Waste catkins-derived graphitic carbon/Co3O4 composites as long-life and high-rate anodes for lithium-ion battery

Abstract

Upgrading waste re-utilization has been regarded as an important concept to promote the sustainable development of social economy. Herein, waste catkins were used as carbon source and template to prepare graphitic carbon/Co3O4 composites through cobalt salt immersion, in-situ carbonization and calcination. The obtained Co3O4/C composites inherit the microtubular structure of catkins with ultra-thin tube wall and large tube cavity. Particularly, the sample (Co3O4/C-280) calcined at 280 °C in air shows a morphology of the hollow Co3O4 spheres (av. 50 nm) evenly embedded on the biocarbon tube. As an anode for lithium-ion battery, such unique structure is more conductive to alleviate volume expansion.

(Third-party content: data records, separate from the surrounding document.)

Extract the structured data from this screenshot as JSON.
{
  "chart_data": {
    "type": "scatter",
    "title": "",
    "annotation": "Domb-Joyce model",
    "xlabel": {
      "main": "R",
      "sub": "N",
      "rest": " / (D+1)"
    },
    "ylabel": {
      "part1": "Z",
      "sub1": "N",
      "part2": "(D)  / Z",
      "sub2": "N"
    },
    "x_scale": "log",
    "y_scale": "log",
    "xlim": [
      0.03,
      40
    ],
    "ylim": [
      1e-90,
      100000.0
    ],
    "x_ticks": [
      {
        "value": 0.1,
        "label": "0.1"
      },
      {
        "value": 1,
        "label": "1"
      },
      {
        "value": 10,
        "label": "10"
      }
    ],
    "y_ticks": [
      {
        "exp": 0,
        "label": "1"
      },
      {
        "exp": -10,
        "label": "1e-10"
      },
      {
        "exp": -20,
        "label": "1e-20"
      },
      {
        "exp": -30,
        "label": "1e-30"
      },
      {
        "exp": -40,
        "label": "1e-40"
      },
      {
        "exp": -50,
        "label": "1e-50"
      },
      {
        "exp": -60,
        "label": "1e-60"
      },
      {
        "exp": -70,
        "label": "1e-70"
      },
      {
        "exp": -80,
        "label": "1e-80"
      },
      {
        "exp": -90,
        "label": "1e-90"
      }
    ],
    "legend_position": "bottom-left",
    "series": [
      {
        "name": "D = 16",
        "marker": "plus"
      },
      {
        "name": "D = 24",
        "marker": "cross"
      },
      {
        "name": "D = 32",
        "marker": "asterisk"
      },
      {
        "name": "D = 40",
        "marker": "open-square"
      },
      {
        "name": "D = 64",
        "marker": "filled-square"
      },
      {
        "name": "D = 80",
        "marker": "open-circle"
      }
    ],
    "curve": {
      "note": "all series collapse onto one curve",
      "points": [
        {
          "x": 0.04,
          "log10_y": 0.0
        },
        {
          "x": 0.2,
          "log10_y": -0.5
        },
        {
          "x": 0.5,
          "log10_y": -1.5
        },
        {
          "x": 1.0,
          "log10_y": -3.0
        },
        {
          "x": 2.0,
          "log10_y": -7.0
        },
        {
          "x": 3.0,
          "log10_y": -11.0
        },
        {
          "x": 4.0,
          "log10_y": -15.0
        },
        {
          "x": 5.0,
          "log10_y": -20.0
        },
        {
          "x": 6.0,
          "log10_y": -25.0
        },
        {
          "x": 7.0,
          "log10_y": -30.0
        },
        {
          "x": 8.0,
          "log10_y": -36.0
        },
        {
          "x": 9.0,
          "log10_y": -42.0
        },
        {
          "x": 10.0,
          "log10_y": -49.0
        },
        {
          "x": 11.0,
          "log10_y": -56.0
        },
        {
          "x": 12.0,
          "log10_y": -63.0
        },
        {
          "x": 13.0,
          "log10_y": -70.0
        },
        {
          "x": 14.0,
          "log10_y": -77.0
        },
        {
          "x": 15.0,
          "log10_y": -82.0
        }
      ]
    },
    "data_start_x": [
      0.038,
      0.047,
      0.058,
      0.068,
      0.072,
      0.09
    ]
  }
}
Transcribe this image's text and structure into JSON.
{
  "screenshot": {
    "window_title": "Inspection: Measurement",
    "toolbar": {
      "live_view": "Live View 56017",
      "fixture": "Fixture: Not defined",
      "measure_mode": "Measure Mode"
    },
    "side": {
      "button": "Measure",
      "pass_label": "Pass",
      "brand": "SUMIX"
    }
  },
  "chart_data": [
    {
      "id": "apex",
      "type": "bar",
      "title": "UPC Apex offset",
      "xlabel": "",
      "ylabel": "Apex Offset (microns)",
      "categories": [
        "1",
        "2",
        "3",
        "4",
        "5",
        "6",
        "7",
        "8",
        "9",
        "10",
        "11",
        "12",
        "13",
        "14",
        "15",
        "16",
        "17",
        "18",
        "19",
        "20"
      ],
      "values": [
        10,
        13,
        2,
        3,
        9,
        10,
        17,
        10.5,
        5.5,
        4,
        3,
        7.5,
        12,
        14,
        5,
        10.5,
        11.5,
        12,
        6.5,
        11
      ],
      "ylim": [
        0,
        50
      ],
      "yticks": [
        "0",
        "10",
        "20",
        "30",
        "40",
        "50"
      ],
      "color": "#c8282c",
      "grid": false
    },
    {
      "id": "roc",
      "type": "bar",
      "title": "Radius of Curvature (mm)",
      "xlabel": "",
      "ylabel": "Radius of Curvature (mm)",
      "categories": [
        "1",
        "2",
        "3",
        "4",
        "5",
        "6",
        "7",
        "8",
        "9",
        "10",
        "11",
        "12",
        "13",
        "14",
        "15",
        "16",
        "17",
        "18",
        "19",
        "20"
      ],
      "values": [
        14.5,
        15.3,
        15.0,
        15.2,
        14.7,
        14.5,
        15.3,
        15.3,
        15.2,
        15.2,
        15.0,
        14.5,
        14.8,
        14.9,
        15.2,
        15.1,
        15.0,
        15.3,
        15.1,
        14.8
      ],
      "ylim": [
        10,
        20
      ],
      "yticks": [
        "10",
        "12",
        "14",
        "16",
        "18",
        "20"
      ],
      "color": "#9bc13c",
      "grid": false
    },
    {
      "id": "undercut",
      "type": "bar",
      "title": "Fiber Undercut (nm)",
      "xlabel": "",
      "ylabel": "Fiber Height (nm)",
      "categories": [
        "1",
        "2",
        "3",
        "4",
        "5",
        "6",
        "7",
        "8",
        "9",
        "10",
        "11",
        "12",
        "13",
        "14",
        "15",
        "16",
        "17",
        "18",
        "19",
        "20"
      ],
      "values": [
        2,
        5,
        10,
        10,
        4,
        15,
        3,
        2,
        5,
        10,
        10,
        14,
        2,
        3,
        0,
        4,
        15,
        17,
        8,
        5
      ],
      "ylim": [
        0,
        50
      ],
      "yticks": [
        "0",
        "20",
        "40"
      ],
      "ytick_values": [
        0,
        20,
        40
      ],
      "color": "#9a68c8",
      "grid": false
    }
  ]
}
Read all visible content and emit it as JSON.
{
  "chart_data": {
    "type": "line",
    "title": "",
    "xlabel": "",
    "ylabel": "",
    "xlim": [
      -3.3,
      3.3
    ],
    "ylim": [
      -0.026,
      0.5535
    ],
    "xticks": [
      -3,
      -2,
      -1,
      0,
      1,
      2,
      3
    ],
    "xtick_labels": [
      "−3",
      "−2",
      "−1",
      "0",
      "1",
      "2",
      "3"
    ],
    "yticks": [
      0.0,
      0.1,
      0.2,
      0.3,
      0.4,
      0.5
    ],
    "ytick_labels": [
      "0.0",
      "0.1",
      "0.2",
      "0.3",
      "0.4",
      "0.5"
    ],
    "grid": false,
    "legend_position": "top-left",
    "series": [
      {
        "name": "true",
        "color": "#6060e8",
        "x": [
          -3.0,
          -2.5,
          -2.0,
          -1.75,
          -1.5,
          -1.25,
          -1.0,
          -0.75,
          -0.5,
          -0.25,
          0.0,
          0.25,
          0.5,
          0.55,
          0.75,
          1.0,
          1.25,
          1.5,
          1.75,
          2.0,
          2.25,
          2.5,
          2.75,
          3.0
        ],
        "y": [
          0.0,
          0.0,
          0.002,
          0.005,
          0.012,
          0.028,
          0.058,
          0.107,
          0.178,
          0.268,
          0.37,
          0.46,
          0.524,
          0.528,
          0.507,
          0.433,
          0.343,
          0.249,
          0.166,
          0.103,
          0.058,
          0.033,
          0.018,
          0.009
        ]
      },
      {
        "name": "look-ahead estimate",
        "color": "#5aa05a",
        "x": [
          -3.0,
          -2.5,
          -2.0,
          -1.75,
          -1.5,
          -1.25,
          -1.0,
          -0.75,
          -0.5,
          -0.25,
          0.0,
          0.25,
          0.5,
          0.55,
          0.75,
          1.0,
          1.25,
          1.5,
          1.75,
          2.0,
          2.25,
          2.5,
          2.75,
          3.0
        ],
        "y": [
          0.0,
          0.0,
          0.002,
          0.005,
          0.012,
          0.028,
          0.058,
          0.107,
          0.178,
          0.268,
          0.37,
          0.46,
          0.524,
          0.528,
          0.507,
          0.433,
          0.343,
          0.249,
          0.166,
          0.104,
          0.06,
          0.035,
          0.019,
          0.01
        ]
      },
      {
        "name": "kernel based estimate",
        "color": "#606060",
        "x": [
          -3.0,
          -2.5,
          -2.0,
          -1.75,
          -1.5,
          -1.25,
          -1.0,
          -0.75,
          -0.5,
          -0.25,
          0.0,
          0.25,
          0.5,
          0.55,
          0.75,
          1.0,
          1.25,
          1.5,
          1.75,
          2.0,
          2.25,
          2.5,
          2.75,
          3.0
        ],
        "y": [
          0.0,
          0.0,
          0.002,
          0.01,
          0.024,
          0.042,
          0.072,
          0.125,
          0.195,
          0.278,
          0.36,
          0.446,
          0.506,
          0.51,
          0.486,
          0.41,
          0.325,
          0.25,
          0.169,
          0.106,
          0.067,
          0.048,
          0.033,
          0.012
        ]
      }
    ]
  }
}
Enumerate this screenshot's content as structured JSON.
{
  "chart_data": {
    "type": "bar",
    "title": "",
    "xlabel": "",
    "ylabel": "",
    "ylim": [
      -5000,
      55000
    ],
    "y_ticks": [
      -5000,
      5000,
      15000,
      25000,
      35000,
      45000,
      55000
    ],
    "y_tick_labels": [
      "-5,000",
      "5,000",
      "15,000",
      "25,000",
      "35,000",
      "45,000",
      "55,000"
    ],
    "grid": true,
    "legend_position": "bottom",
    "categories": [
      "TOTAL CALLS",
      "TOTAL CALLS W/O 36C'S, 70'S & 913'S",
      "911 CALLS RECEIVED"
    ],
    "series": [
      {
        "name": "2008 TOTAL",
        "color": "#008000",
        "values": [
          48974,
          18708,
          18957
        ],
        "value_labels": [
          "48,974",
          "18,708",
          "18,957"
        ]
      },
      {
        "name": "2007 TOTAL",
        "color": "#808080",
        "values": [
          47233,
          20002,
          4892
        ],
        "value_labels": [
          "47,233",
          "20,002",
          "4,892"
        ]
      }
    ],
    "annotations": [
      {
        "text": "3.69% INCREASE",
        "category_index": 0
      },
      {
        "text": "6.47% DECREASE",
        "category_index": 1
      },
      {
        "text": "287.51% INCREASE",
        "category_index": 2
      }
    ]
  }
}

As expected, Co3O4/C-280 electrode has excellent rate capability at 5 A g−1 and stable long-cycle performance (647.3 mA h g−1, 1800 cycles, 1 A g−1). The presence of pseudo-capacitance behavior plays an important role in improving the capacity of material. The good electrochemical properties of Co3O4/C-280 can be ascribed to the synergistic effect of hollow tubular structure and graphitic carbon. Therefore, the strategy of making waste profitable is in line with the theme of green and sustainable development, and provides a reference for improving lithium storage performance of Co3O4-based anode materials.